Exma. Senhora
Presidente da Assembleia Municipal de Montijo; SENHORES AUTARCAS .
Minhas Senhoras e meus Senhores:
O título desta conferência, «A ÉTICA NA POLÍTICA», diz-nos que a nossa
reflexão se deve prender com a visão de que a ética deve transbordar para
a política, deve envolvê-la, tornar-se a sua pele, de tal modo que se não
possa invocar a POLÍTICA sem que de imediato se associe a palavra ÉTICA.
POLÍTICA e ÉTICA devem ser, então, as duas faces da mesma moeda.
E, assim o entendemos, porque defendemos que o Homem é a medida da
Política e a Política alcançará sempre a dimensão dos homens e das
mulheres que a sirvam – ou que dela se sirvam.
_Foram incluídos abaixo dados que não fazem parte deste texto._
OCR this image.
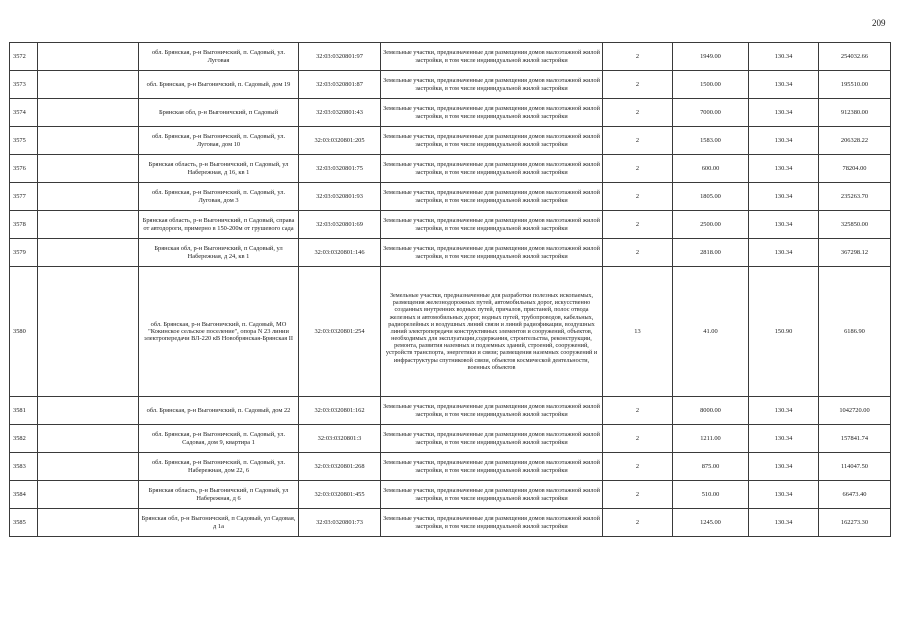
209
3572		обл. Брянская, р-н Выгоничский, п. Садовый, ул. Луговая	32:03:0320801:97	Земельные участки, предназначенные для размещения домов малоэтажной жилой застройки, в том числе индивидуальной жилой застройки	2	1949.00	130.34	254032.66
3573		обл. Брянская, р-н Выгоничский, п. Садовый, дом 19	32:03:0320801:87	Земельные участки, предназначенные для размещения домов малоэтажной жилой застройки, в том числе индивидуальной жилой застройки	2	1500.00	130.34	195510.00
3574		Брянская обл, р-н Выгоничский, п Садовый	32:03:0320801:43	Земельные участки, предназначенные для размещения домов малоэтажной жилой застройки, в том числе индивидуальной жилой застройки	2	7000.00	130.34	912380.00
3575		обл. Брянская, р-н Выгоничский, п. Садовый, ул. Луговая, дом 10	32:03:0320801:205	Земельные участки, предназначенные для размещения домов малоэтажной жилой застройки, в том числе индивидуальной жилой застройки	2	1583.00	130.34	206328.22
3576		Брянская область, р-н Выгоничский, п Садовый, ул Набережная, д 16, кв 1	32:03:0320801:75	Земельные участки, предназначенные для размещения домов малоэтажной жилой застройки, в том числе индивидуальной жилой застройки	2	600.00	130.34	78204.00
3577		обл. Брянская, р-н Выгоничский, п. Садовый, ул. Луговая, дом 3	32:03:0320801:93	Земельные участки, предназначенные для размещения домов малоэтажной жилой застройки, в том числе индивидуальной жилой застройки	2	1805.00	130.34	235263.70
3578		Брянская область, р-н Выгоничский, п Садовый, справа от автодороги, примерно в 150-200м от грушевого сада	32:03:0320801:69	Земельные участки, предназначенные для размещения домов малоэтажной жилой застройки, в том числе индивидуальной жилой застройки	2	2500.00	130.34	325850.00
3579		Брянская обл, р-н Выгоничский, п Садовый, ул Набережная, д 24, кв 1	32:03:0320801:146	Земельные участки, предназначенные для размещения домов малоэтажной жилой застройки, в том числе индивидуальной жилой застройки	2	2818.00	130.34	367298.12
3580		обл. Брянская, р-н Выгоничский, п. Садовый, МО "Кокинское сельское поселение", опора N 23 линии электропередачи ВЛ-220 кВ Новобрянская-Брянская II	32:03:0320801:254	Земельные участки, предназначенные для разработки полезных ископаемых, размещения железнодорожных путей, автомобильных дорог, искусственно созданных внутренних водных путей, причалов, пристаней, полос отвода железных и автомобильных дорог, водных путей, трубопроводов, кабельных, радиорелейных и воздушных линий связи и линий радиофикации, воздушных линий электропередачи конструктивных элементов и сооружений, объектов, необходимых для эксплуатации,содержания, строительства, реконструкции, ремонта, развития наземных и подземных зданий, строений, сооружений, устройств транспорта, энергетики и связи; размещения наземных сооружений и инфраструктуры спутниковой связи, объектов космической деятельности, военных объектов	13	41.00	150.90	6186.90
3581		обл. Брянская, р-н Выгоничский, п. Садовый, дом 22	32:03:0320801:162	Земельные участки, предназначенные для размещения домов малоэтажной жилой застройки, в том числе индивидуальной жилой застройки	2	8000.00	130.34	1042720.00
3582		обл. Брянская, р-н Выгоничский, п. Садовый, ул. Садовая, дом 9, квартира 1	32:03:0320801:3	Земельные участки, предназначенные для размещения домов малоэтажной жилой застройки, в том числе индивидуальной жилой застройки	2	1211.00	130.34	157841.74
3583		обл. Брянская, р-н Выгоничский, п. Садовый, ул. Набережная, дом 22, 6	32:03:0320801:268	Земельные участки, предназначенные для размещения домов малоэтажной жилой застройки, в том числе индивидуальной жилой застройки	2	875.00	130.34	114047.50
3584		Брянская область, р-н Выгоничский, п Садовый, ул Набережная, д 6	32:03:0320801:455	Земельные участки, предназначенные для размещения домов малоэтажной жилой застройки, в том числе индивидуальной жилой застройки	2	510.00	130.34	66473.40
3585		Брянская обл, р-н Выгоничский, п Садовый, ул Садовая, д 1а	32:03:0320801:73	Земельные участки, предназначенные для размещения домов малоэтажной жилой застройки, в том числе индивидуальной жилой застройки	2	1245.00	130.34	162273.30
No primeiro caso, teremos a Política como causa nobre, a nobre arte de
servir o Povo; no segundo, a promiscuidade entre interesses privados e
públicos em que estes são colocados ao serviço daqueles em prejuízo dos
interesses das populações.
A qualidade da política dependerá então da qualidade ética dos homens e
das mulheres que a servirem.
Depois da queda do Muro de Berlim, houve quem tivesse anunciado,
talvez com algum exagero, o fim das ideologias, sacrificando o domínio
dos princípios e dos valores aos interesses materiais, despindo o homem
do sonho e da vontade de alcançar sempre a liberdade de definir o seu
próprio percurso.
É certo que este paradigma tem feito o seu caminho encontrando-se,
hoje, o Homem confrontado, por um lado, com uma sociedade que
endeusou o aspeto material da vida, ignorando meios para atingir os fins
materiais que persegue, e, por outro, com a necessidade de reencontrar
os valores e os princípios que o possam conduzir à construção de uma
sociedade que busque o bem-estar social como fim a alcançar para todos.
Nos últimos 100 anos, registamos duas guerras mundiais; assistimos à
ascensão do nazismo e do fascismo; com horror, tomámos conhecimento
do holocausto; Hiroxima e Nagasáqui despertaram-nos para o terror
nuclear; a Guerra Fria fez-nos acreditar que havia bons e maus,
dependendo do lado do Muro em que nos colocávamos. Mais
recentemente, assistimos aos ataques às Torres Gémeas, nos Estados
Unidos, e a duas guerras deflagradas a partir daquele acontecimento,
referimo-nos às guerras no Afeganistão e no Iraque.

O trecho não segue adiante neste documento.